This experiment looked at three sets of suggestions (100 each) – brand, “soft-brand” and non-brand – all based on the topic “SEO tools” and a handful of pre-selected brands. We intentionally kept the scope narrow and within a scope we understood well. Of course, results may vary across different subject areas.
Brand suggestions
This is the simplest group. Brand prompts contained a brand name or branded product directly in the prompt. Some examples include:
- “Can I see historical Domain Authority data in the Moz dashboard?”
- “How many domains does Moz Link Index currently track?”
- “Is Moz or Semrush better for a beginner in SEO?”
Please note that brand requests may include brands or branded products and metrics.
Soft brand tips
The “non-brand” suggestions were divided into two groups. The soft-brand group used our fan-out query search to generate suggestions in an open-ended way. Examples include:
- “Are premium search suites worth the investment for a small blog?”
- “Can I use a tool to find the most popular questions in my niche?”
- “How do I reconcile keyword scores from multiple search platforms?”

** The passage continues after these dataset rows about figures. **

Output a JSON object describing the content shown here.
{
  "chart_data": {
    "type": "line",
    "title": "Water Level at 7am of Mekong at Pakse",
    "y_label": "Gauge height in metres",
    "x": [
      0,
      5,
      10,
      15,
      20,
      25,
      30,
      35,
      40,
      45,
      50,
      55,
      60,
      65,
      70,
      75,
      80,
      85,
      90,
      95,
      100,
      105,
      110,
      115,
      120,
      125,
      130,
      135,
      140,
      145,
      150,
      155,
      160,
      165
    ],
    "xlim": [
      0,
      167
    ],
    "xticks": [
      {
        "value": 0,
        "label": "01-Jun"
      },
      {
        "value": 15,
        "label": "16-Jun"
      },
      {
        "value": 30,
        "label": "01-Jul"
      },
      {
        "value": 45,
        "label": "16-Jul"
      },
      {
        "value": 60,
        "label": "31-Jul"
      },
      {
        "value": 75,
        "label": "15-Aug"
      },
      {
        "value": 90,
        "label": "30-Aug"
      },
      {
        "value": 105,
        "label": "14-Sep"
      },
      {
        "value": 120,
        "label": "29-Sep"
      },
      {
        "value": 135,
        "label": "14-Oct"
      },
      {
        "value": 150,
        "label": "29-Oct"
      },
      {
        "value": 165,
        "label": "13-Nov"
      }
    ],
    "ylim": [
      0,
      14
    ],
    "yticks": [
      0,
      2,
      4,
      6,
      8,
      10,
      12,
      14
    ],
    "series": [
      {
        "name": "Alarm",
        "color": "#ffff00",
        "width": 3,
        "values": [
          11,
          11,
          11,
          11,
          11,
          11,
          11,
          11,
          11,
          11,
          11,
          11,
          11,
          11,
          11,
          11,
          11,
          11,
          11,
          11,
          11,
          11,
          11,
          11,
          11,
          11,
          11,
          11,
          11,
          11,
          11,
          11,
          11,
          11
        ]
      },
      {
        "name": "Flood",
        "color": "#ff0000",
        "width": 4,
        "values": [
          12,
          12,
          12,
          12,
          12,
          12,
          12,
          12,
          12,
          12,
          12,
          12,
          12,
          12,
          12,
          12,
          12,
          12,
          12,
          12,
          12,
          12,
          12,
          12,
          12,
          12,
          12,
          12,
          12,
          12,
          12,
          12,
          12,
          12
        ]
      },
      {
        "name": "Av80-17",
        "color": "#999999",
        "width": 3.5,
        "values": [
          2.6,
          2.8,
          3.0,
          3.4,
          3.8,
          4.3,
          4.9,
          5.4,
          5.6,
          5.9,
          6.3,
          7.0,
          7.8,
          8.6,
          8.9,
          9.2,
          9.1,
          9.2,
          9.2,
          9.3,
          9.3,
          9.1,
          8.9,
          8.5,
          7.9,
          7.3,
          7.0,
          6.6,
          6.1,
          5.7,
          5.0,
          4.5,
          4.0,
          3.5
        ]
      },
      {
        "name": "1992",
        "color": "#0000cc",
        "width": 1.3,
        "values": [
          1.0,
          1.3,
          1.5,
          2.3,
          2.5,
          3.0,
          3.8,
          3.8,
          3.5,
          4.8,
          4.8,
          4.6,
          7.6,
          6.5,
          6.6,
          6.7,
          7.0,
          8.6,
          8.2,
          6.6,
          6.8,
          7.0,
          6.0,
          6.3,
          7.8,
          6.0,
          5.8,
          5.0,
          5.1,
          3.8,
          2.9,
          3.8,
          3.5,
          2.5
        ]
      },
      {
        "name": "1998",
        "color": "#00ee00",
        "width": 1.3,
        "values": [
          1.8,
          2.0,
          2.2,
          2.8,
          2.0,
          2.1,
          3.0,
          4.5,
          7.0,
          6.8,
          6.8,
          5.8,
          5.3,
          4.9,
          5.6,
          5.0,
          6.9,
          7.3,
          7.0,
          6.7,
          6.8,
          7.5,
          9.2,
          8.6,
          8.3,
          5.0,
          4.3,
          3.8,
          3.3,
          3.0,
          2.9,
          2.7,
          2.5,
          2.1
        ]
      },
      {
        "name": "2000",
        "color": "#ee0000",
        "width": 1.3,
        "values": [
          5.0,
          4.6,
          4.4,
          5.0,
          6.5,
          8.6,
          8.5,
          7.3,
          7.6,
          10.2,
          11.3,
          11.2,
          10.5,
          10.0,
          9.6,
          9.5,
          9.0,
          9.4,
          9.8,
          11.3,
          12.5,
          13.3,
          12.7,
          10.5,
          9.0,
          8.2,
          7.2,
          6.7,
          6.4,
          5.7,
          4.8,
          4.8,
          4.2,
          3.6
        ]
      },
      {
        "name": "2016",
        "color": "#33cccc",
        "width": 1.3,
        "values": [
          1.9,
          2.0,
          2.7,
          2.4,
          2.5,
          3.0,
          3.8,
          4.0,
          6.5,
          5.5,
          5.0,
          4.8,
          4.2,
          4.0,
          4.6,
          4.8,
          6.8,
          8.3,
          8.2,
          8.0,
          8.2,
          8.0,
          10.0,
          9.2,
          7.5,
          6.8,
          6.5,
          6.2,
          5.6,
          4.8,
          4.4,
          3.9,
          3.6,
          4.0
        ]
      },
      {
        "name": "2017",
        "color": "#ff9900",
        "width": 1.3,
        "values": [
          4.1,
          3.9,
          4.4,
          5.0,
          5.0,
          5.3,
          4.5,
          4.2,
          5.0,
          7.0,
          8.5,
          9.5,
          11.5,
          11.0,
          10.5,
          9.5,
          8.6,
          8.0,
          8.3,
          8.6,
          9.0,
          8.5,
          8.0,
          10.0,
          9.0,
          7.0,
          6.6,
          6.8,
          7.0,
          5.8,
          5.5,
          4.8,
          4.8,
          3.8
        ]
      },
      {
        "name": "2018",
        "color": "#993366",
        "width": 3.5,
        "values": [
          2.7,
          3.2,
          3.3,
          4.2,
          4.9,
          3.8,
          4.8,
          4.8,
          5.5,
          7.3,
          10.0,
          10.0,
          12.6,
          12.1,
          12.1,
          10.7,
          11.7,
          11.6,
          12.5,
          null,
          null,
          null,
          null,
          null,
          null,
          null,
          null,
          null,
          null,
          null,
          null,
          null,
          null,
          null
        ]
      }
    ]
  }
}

There is an inherent bias in our topic: questions about SEO tools will naturally include specific tools and brands in the answers. So, even without including a brand or gearing the system towards brands, we have already created a weak brand bias.
Non-brand suggestions
Given the topic bias, we pushed the system to generate suggestions more adjacent to the tool, resulting in broader informative questions. For example:
- “How do you measure the organic search visibility of a new website?”
- “Is it better to target one high-volume term or ten low-volume terms?”
- “What is the best way to handle a sudden drop in ranking?”
We’ll call these our true non-brand suggestions. Even from these few examples it is probably clear that the border between non-brand and “soft-brand” is gray and depends a lot on the topic. The trademark mentions are an on/off switch, but the trademark bias is a volume knob.